In the interests of transparency, eLife includes the editorial decision letter and accompanying author responses. A lightly edited version of the letter sent to the authors after peer review is shown, indicating the most substantive concerns; minor comments are not usually included.

Thank you for submitting your article "Directional selectivity of afferent neurons in zebrafish neuromasts is regulated by Emx2 in presynaptic hair cells" for consideration by eLife. Your article has been reviewed by three peer reviewers, and the evaluation has been overseen a Senior/Reviewing Editor. The reviewers have opted to remain anonymous. The reviewers all think very highly of the manuscript and request relatively minor revisions, detailed below.

Summary:

In this study, Ji et al. present evidence that innervation of zebrafish lateral line hair cells is controlled by Emx2. Through a combination of gain and loss of function approaches, imaging and in vivo physiology, the authors demonstrate that manipulating Emx2 expression alters innervation pattern dependent on directional polarity. Analysis of altered Emx2 in conjunction with the planar cell polarity regulator Vangl2 demonstrate that innervation can be uncoupled from the regulation of bundle polarity. This is an interesting and significant study that provides new insights into mechanisms of circuit assembly and highlights a novel and likely conserved role of the transcription factor Emx2 in generating target identity and/or target-derived signals during hair cell synapse formation.

Minor points:

1) Figure 3.

(L1-L3) Please indicate how many hair cells were contacted by minor afferents, as was done for (H1-H3).

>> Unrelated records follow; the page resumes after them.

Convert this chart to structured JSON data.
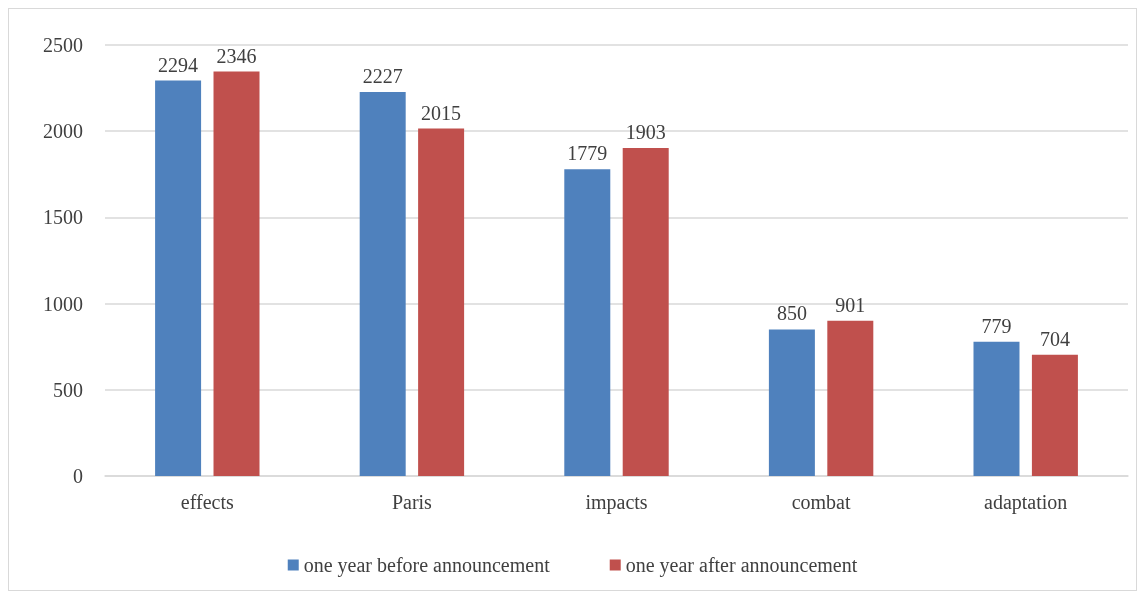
{
  "chart_data": {
    "type": "bar",
    "categories": [
      "effects",
      "Paris",
      "impacts",
      "combat",
      "adaptation"
    ],
    "series": [
      {
        "name": "one year before announcement",
        "color": "#4f81bd",
        "values": [
          2294,
          2227,
          1779,
          850,
          779
        ]
      },
      {
        "name": "one year after announcement",
        "color": "#c0504d",
        "values": [
          2346,
          2015,
          1903,
          901,
          704
        ]
      }
    ],
    "ylim": [
      0,
      2500
    ],
    "yticks": [
      0,
      500,
      1000,
      1500,
      2000,
      2500
    ],
    "grid": "y",
    "legend": "bottom",
    "data_labels": true
  }
}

(T1-T2) Please indicate how many hair cells were contacted by minor afferents, as was done for (P1-P3).

2) Subsection “Both major and minor afferent nerve endings are associated with presynaptic specializations in emx2 mutants” and Figure 4. It is not clear what is meant by "incomplete synapses" or whether non-overlapping punctae were increased in emx2 mutants. Quantification of the overlap between RibeyeB and tdTomato-labeled afferent fiber would be informative.

3) Figure 5 and related text. To help separately evaluate of pre- and post- synaptic specializations, it would be informative to calculate the fractional overlap between RibeyeB and Maguk using Manders' Colocalization Coefficients (Dunn et al., 2011). Moreover, were total numbers of ribeye and Maguk punctae per neuromast changed in emx2 lof and gof mutants?

4) Figure 8Q-X. For better clarity, the five Emx2+ve hair cells should be circled and numbered (T, U), and the corresponding afferent contact should be indicated by arrowheads and the matching number (V, W, X).

5) In some figures (Figures 1, 4, 5, 8), white arrows are used both to indicate hair bundle orientation, and to point at a specific hair cell, which was a bit confusing. Suggest using a different color to denote hair cells.

6) Subsection “Both major and minor afferent nerve endings are associated with presynaptic specializations in emx2 mutants”, the Sheets et al. reference was inserted at an odd place.

7) Subsection “Exclusive or inclusive role of Emx2 in neuronal selectivity”, end of first paragraph. The sentence was unclear. Was the total number of neurons innervation one neuromast decreased in the emx2 mutant?

8) The authors provide detailed information about tests and sample number. While it will be unlikely to change conclusions, the authors should correct for multiple testing in their statistical analysis. Instead of using a t-test with categories greater than two, they should perform ANOVA with posthoc testing.

https://doi.org/10.7554/eLife.35796.031

Author response

Minor points:

1) Figure 3.

(L1-L3) Please indicate how many hair cells were contacted by minor afferents, as was done for (H1-H3).

(T1-T2) Please indicate how many hair cells were contacted by minor afferents, as was done for (P1-P3).

The number of hair cells contacted by minor afferents were described in the original Results and Legend sections. These cells are now marked by white arrowheads in L1-L3 and T1-T2 in the revised figure.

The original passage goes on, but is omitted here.